Govt decides to fix sugar prices in bid to stabilise market rate

By
Munawar Hasan
A Reuters's file image of sugar cubes.
  • The govt has decided to fix sugar prices in order to stabilise its rate in the market after the sugar mafia failed to impact sugar prices.
  • The development comes amid surging sugar prices across the country.
  • The government wants to ensure reasonable prices before the onset of Ramadan.


LAHORE: The government has decided to fix sugar prices in order to stabilise its rate in the market after action against the sugar mafia failed to impact prices of the commodity, The News reported on Sunday.

The development comes amid surging sugar prices across the country. According to reports, sugar is now being sold for up to Rs110 per kg in different parts of the country.

This despite an early and improved domestic sugar harvest when compared to the one last year and the import of significantly large quantities.
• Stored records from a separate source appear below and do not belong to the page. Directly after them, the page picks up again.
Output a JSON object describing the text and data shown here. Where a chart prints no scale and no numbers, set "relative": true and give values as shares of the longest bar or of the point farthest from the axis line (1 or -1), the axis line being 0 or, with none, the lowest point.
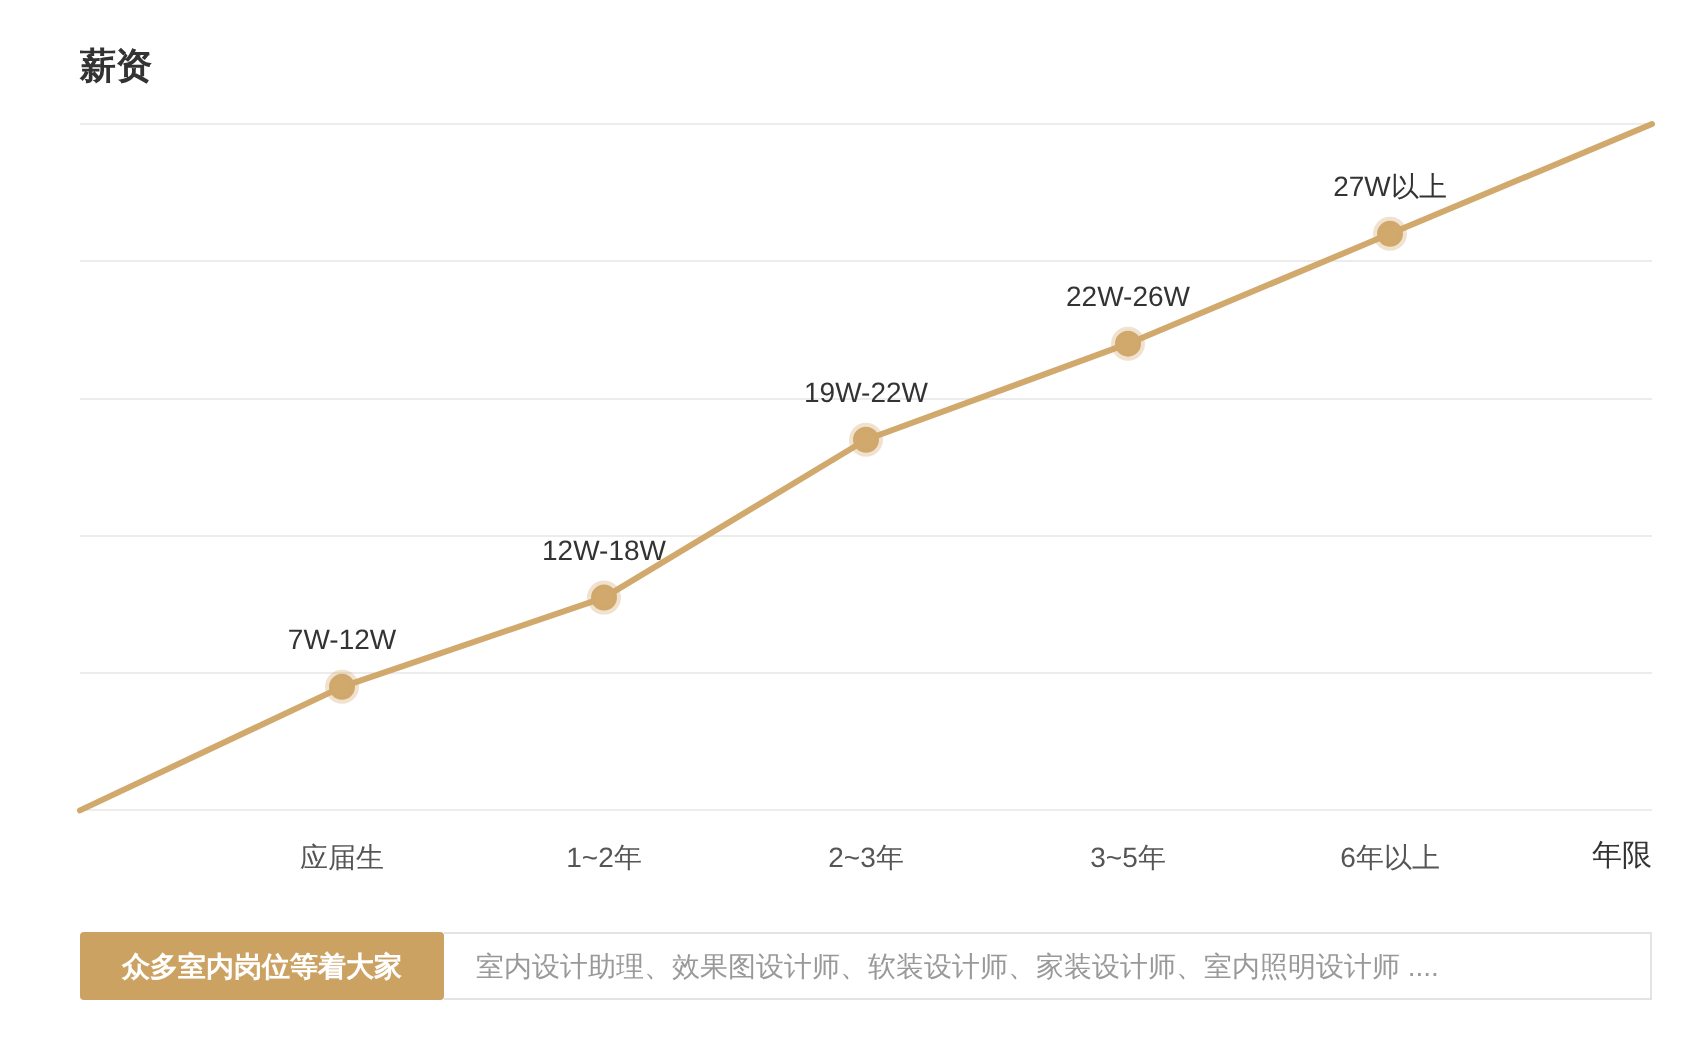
{
  "chart_data": {
    "type": "line",
    "title": "薪资",
    "xlabel": "年限",
    "categories": [
      null,
      "应届生",
      "1~2年",
      "2~3年",
      "3~5年",
      "6年以上",
      null
    ],
    "series": [
      {
        "color": "#d1a96d",
        "values": [
          0,
          0.18,
          0.31,
          0.54,
          0.68,
          0.84,
          1
        ]
      }
    ],
    "relative": true,
    "grid": "y",
    "marker": "circle",
    "tick_labels": "x",
    "annotations": [
      {
        "text": "7W-12W",
        "x": "应届生",
        "y": 0.18
      },
      {
        "text": "12W-18W",
        "x": "1~2年",
        "y": 0.31
      },
      {
        "text": "19W-22W",
        "x": "2~3年",
        "y": 0.54
      },
      {
        "text": "22W-26W",
        "x": "3~5年",
        "y": 0.68
      },
      {
        "text": "27W以上",
        "x": "6年以上",
        "y": 0.84
      },
      "众多室内岗位等着大家",
      "室内设计助理、效果图设计师、软装设计师、家装设计师、室内照明设计师 ...."
    ]
  }
}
In this regard, a meeting was held under the direction of the federal government, Saturday in the provincial metropolis where it was decided in principle to fix the ex-mill sugar price at around Rs82 per kg.

New prices will at least be lesser by around Rs10-15 per kg

The government wants to ensure reasonable prices before the onset of Ramadan.

A senior official of the Punjab Food Department said that after getting a formal green signal from the federal government, the new price of sugar is expected to be announced by Tuesday.

The announced price will at least be lesser by around Rs10-15 per kg than the prevailing prices of the sweetener.

Read more: Sugar prices skyrocket in the beginning of 2021

There have been efforts made to curb price hike which has been increasing in the country at a time when warehouses are full of the newly manufactured surplus commodity.

Official sources told The News that sugar stocks of mills would be seized if manufacturers do not follow the new price mechanism. Following new legal initiatives, the government now has sweeping powers about streamlining the sugar supply chain, said sources.

Direct supply of sugar from mills to markets

Importantly, the provincial government on Saturday took a drastic step for launching a direct supply of sugar from mills to market, bypassing brokers, who were allegedly involved in artificially jacking up the price of sweetener.

“We have made arrangements with certain mills for the supply of sugar directly to several dealers. This process has started and it would greatly help in meeting the demand of sweetener ahead of the holy month of Ramazan,” said officials.

The move comes following reports of sugar unavailability at the retail level in the provincial capital.

Complaints about sugar shortage have been rampant and its price is also on the rise. People complained that they have to pay over Rs110 to Rs115 for buying one kilogram of sugar.

Consumers demand govt to ensure the availability of sugar

The short supply of sugar is being witnessed in the market following a strike by dealers over punitive action by the government against brokers.

This led to the suspension of the supply of sugar to a large extent. Even if sugar is available at some places, the wholesale rate being demanded for the commodity is between Rs104 to Rs106 per kg.

Consumers have demanded the government to ensure the availability of sugar at retail outlets at a reasonable rate after curbing its black marketing.

Meanwhile, the government has blacklisted those sugar mills that have not been able to supply commodities as per conditions of the tender floated by the Trading Corporation of Pakistan (TCP).